Tyler Esplin, 7th Round, IMG Academy (FL)
Tyler Dearden, 29th Round, Rancocas Valley Regional HS (NJ)
Garrett Benge, 13th Round, Oklahoma State University
The later rounds weren’t overly kind to the Red Sox in this draft, though the two Tylers were very interesting picks at the time and remain players to watch at least as potential breakouts. Esplin wasn’t a highly touted prep player at the time of being drafted, not even cracking BA’s top 500, but he was a big outfielder and he’s shown off that power at times as a pro. Dearden was a little more highly touted, and joins Esplin as an outfielder with some power potential who is still looking to put it all together as a pro. Benge doesn’t have the ceiling of the Tylers and scouts see him as an organizational piece, but he’s been an on-base machine in the minors and just keeps putting up numbers. Those are the types of players you bet on to surprise people, even if it’s far from a sure thing.

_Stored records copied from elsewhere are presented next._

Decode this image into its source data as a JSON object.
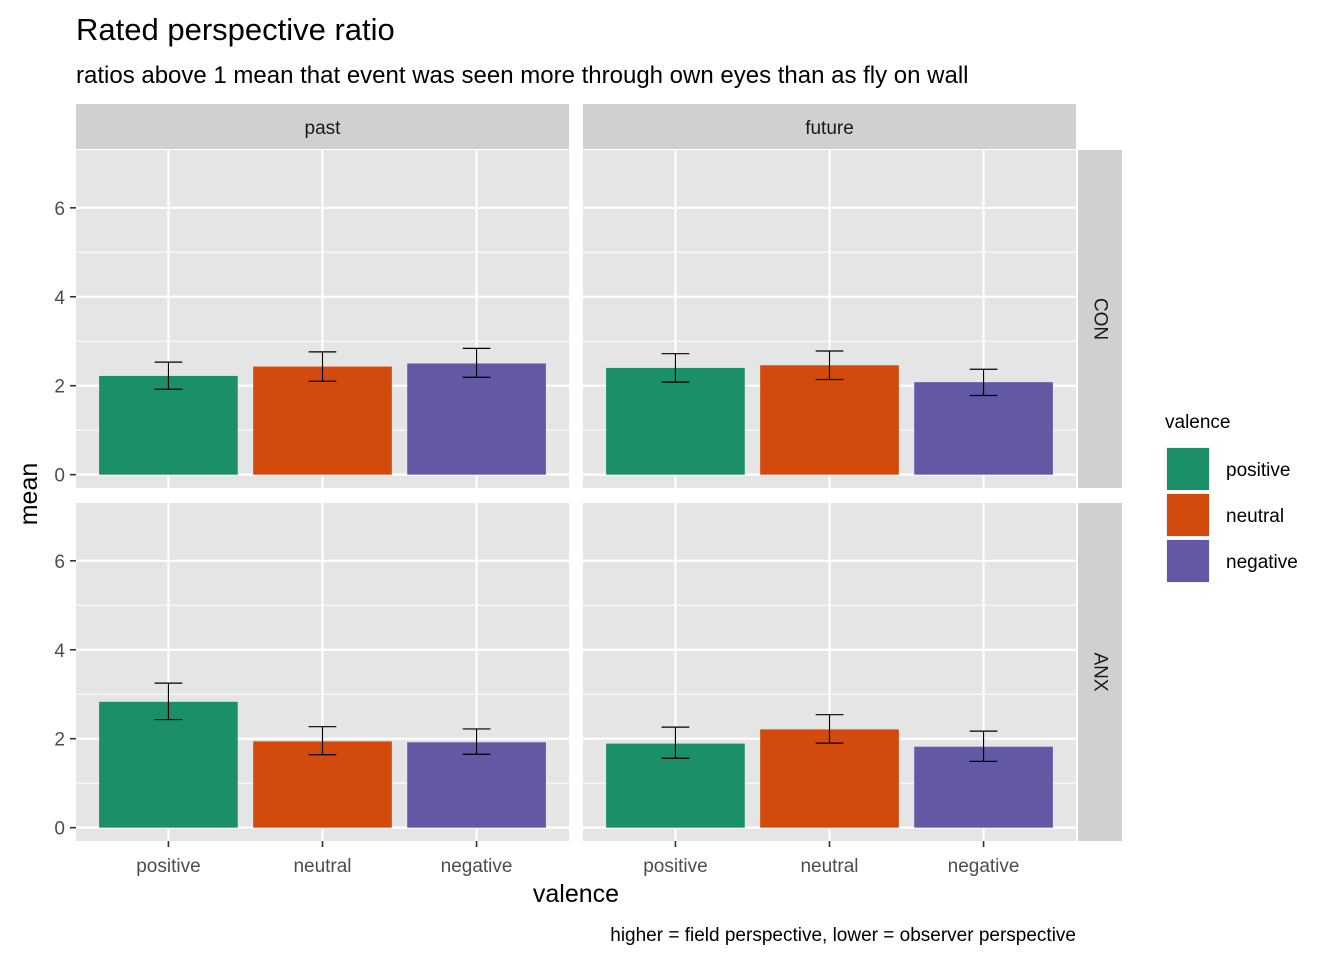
{
  "chart_data": {
    "type": "bar",
    "title": "Rated perspective ratio",
    "subtitle": "ratios above 1 mean that event was seen more through own eyes than as fly on wall",
    "caption": "higher = field perspective, lower = observer perspective",
    "xlabel": "valence",
    "ylabel": "mean",
    "ylim": [
      -0.3,
      7.3
    ],
    "yticks": [
      0,
      2,
      4,
      6
    ],
    "ytick_labels": [
      "0",
      "2",
      "4",
      "6"
    ],
    "categories": [
      "positive",
      "neutral",
      "negative"
    ],
    "facet_cols": [
      "past",
      "future"
    ],
    "facet_rows": [
      "CON",
      "ANX"
    ],
    "legend": {
      "title": "valence",
      "position": "right",
      "entries": [
        "positive",
        "neutral",
        "negative"
      ]
    },
    "colors": {
      "positive": "#1b9068",
      "neutral": "#d24b0c",
      "negative": "#6258a4",
      "panel_bg": "#e5e5e5",
      "strip_bg": "#d0d0d0",
      "grid": "#ffffff"
    },
    "grid": true,
    "panels": [
      {
        "row": "CON",
        "col": "past",
        "values": [
          2.22,
          2.43,
          2.5
        ],
        "error_low": [
          1.92,
          2.1,
          2.19
        ],
        "error_high": [
          2.53,
          2.76,
          2.84
        ]
      },
      {
        "row": "CON",
        "col": "future",
        "values": [
          2.4,
          2.46,
          2.08
        ],
        "error_low": [
          2.08,
          2.14,
          1.78
        ],
        "error_high": [
          2.72,
          2.78,
          2.37
        ]
      },
      {
        "row": "ANX",
        "col": "past",
        "values": [
          2.83,
          1.94,
          1.92
        ],
        "error_low": [
          2.43,
          1.64,
          1.65
        ],
        "error_high": [
          3.25,
          2.27,
          2.22
        ]
      },
      {
        "row": "ANX",
        "col": "future",
        "values": [
          1.89,
          2.21,
          1.82
        ],
        "error_low": [
          1.56,
          1.9,
          1.49
        ],
        "error_high": [
          2.26,
          2.54,
          2.17
        ]
      }
    ]
  }
}
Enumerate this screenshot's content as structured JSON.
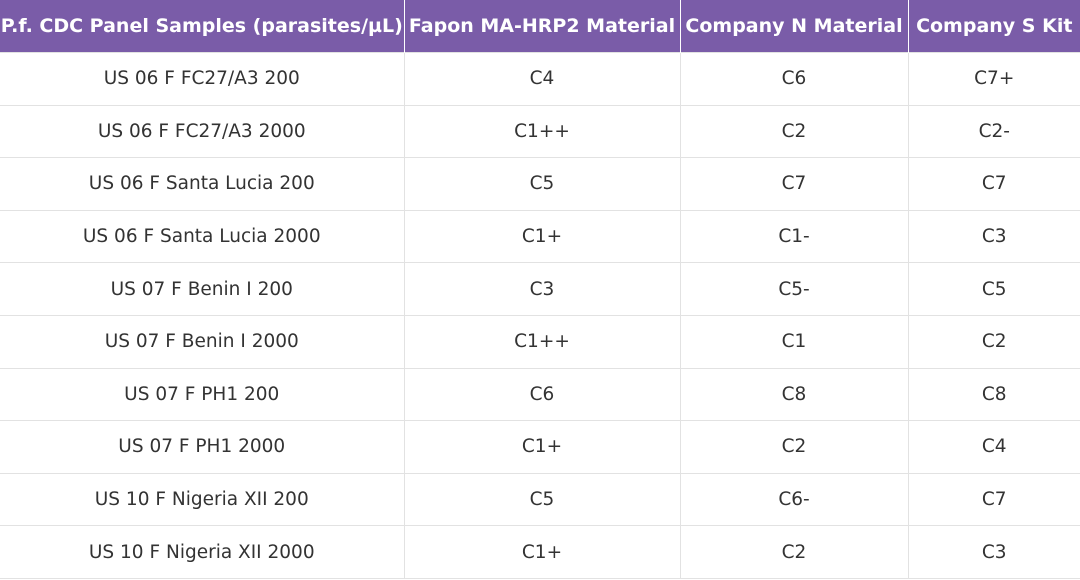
{
  "table": {
    "header": [
      "P.f. CDC Panel Samples (parasites/µL)",
      "Fapon MA-HRP2 Material",
      "Company N Material",
      "Company S Kit"
    ],
    "rows": [
      [
        "US 06 F FC27/A3 200",
        "C4",
        "C6",
        "C7+"
      ],
      [
        "US 06 F FC27/A3 2000",
        "C1++",
        "C2",
        "C2-"
      ],
      [
        "US 06 F Santa Lucia 200",
        "C5",
        "C7",
        "C7"
      ],
      [
        "US 06 F Santa Lucia 2000",
        "C1+",
        "C1-",
        "C3"
      ],
      [
        "US 07 F Benin I 200",
        "C3",
        "C5-",
        "C5"
      ],
      [
        "US 07 F Benin I 2000",
        "C1++",
        "C1",
        "C2"
      ],
      [
        "US 07 F PH1 200",
        "C6",
        "C8",
        "C8"
      ],
      [
        "US 07 F PH1 2000",
        "C1+",
        "C2",
        "C4"
      ],
      [
        "US 10 F Nigeria XII 200",
        "C5",
        "C6-",
        "C7"
      ],
      [
        "US 10 F Nigeria XII 2000",
        "C1+",
        "C2",
        "C3"
      ]
    ]
  }
}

Kutter Crawford, 26th Round, Florida Gulf Coast University
Zach Schellenger, 6th Round, Seton Hall University
Rio Gomez, 36th Round, University of Arizona
Crawford has been a personal favorite of mine since he started to break out in 2018, showing off some improved stuff and, more importantly, improved command. He looked like a guy who could easily outperform this draft position, but after a solid but somewhat uneven first half last season he went down and had to undergo Tommy John surgery. It remains to be seen how he comes back from that. Schellenger is another guy who I’ve been big on, with that going back to when he was drafted. The big question for him on draft day was his injury history, and he’s struggled with health a big in the system as well, and then last year simply couldn’t throw strikes. He’s running out of time as a pure reliever on the older side. Gomez is mostly known for being the son of ESPN reporter Pedro Gomez, but the lefty has been able to put up strong numbers despite a lack of standout stuff. He’s been quite a bit older at every level which has certainly helped, but he’s someone to watch until those stats start dipping.